Après l'avoir qualifiée de "menteuse", Sabrina Kouider assure que "l'esclave" à la maison, c'était elle et non Sophie Lionnet. Telle est la défense de la meurtrière présumée. Elle et son compagnon sont accusés d'avoir tué la fille au pair originaire de l'Aube. Leur procès se poursuit à Londres.
"Menteuse", "heureuse" et maintenant "princesse", pour Sabrina Kouider, Sophie Lionnet "s'amusait". On n'est loin, très loin, du calvaire qu'a vécu la jeune fille au pair, originaire de l'Aube, durant ces 20 mois avant sa mort.
A la barre, la co-accusée, Sabrina Kouider assure que la victime vivait "comme une princesse" à Londres où elle gardait les deux enfants de ses employeurs.
"C'était moi l'esclave dans la maison", s'est-elle insurgée, interrogée par le procureur. "C'était moi qui cuisinait, nettoyait".
La jeune fille mentait à sa mère quand elle lui écrivait vouloir rentrer chez elle, mais en être empêchée faute d'être payée par ses employeurs, a prétendu l'accusée, qui comparaît aux côtés de son compagnon Ouissem Medouni devant la Cour criminelle
de l'Old Bailey, à Londres.
Même durant la période de Noël 2016, alors que Sophie Lionnet n'avait plus vu sa famille depuis son embauche un an plus tôt, elle a préféré rester chez eux, selon elle.
"Elle était très, très heureuse. Elle ne voulait pas aller dans sa famille", a affirmé cette mère de famille de 35 ans, chevelure noire lâchée sur une veste sombre.
Elle aurait pu partir n'importe quand si elle le voulait. Elle avait de l'argent
"Elle ne l'a pas demandé parce que nous avions des moments formidables", a-t-elle poursuivi. "Elle s'amusait. (...) Je pense que c'est le meilleur Noël que nous ayons jamais eu".

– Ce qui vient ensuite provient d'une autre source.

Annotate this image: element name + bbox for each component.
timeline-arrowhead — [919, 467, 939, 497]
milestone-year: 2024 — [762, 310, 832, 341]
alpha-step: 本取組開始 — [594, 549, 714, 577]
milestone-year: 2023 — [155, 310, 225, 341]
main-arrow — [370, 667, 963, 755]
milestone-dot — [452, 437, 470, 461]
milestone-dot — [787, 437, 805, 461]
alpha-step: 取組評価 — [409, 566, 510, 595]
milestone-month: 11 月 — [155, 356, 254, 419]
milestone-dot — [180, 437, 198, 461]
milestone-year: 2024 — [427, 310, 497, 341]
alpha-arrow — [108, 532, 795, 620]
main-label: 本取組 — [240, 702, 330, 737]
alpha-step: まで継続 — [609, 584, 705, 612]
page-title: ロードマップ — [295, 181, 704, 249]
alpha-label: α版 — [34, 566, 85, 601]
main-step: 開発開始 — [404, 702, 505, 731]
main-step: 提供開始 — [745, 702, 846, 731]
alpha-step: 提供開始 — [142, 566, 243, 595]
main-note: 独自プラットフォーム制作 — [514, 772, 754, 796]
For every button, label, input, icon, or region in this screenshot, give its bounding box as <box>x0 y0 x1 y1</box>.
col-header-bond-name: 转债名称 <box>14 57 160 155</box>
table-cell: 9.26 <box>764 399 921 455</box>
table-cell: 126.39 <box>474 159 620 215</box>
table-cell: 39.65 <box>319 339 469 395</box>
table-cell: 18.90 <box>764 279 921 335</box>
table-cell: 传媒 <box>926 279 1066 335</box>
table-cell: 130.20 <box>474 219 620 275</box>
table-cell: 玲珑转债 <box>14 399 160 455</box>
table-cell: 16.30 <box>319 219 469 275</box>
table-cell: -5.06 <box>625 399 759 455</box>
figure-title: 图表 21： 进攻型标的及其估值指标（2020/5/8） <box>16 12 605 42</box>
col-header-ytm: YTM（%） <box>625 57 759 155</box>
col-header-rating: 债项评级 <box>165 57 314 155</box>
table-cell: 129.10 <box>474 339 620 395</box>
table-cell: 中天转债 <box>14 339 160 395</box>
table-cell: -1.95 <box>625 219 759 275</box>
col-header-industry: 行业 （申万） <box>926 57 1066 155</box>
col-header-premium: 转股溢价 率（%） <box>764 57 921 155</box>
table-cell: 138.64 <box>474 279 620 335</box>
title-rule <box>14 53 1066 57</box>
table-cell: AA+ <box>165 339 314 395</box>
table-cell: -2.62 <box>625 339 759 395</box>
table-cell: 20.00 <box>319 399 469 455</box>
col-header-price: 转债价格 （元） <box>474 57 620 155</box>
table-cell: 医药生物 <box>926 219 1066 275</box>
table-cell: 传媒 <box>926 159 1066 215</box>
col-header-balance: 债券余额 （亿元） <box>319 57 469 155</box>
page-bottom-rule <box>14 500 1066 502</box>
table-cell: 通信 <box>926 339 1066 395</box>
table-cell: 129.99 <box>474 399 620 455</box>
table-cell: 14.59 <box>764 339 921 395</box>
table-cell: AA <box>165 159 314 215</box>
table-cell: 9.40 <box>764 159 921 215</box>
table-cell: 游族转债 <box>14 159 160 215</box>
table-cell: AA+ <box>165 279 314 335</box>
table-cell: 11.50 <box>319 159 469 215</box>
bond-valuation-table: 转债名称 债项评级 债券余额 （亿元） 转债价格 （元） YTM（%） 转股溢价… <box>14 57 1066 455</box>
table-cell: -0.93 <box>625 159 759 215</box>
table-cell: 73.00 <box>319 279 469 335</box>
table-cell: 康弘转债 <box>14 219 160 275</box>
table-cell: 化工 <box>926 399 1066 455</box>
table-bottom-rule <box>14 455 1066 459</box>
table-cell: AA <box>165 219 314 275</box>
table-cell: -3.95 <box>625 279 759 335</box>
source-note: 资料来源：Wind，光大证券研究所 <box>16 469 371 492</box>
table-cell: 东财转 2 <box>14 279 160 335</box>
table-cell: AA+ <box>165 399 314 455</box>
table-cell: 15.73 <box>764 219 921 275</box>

Sabrina Kouider a soutenu que la jeune nounou "aurait pu partir n'importe quand si elle le voulait. Elle avait de l'argent". Elle a assuré l'avoir payée 50 livres par semaine, plus des "extras" tels que des vêtements.
L'accusée a une nouvelle fois démenti avoir torturé et tué Sophie Lionnet, dont le corps carbonisé a été retrouvé le 20 septembre 2017. Elle a reconnu uniquement l'avoir frappée avec un câble électrique à une reprise.
Sabrina Kouider et Ouissem Medouni s'accusent mutuellement du meurtre. "Je n'ai pas tué Sophie", a martelé Sabrina Kouider. "Je traitais bien Sophie. Je la respectais", a-t-elle dit, avançant avoir même été "trop gentille" et "trop généreuse" avec la jeune fille.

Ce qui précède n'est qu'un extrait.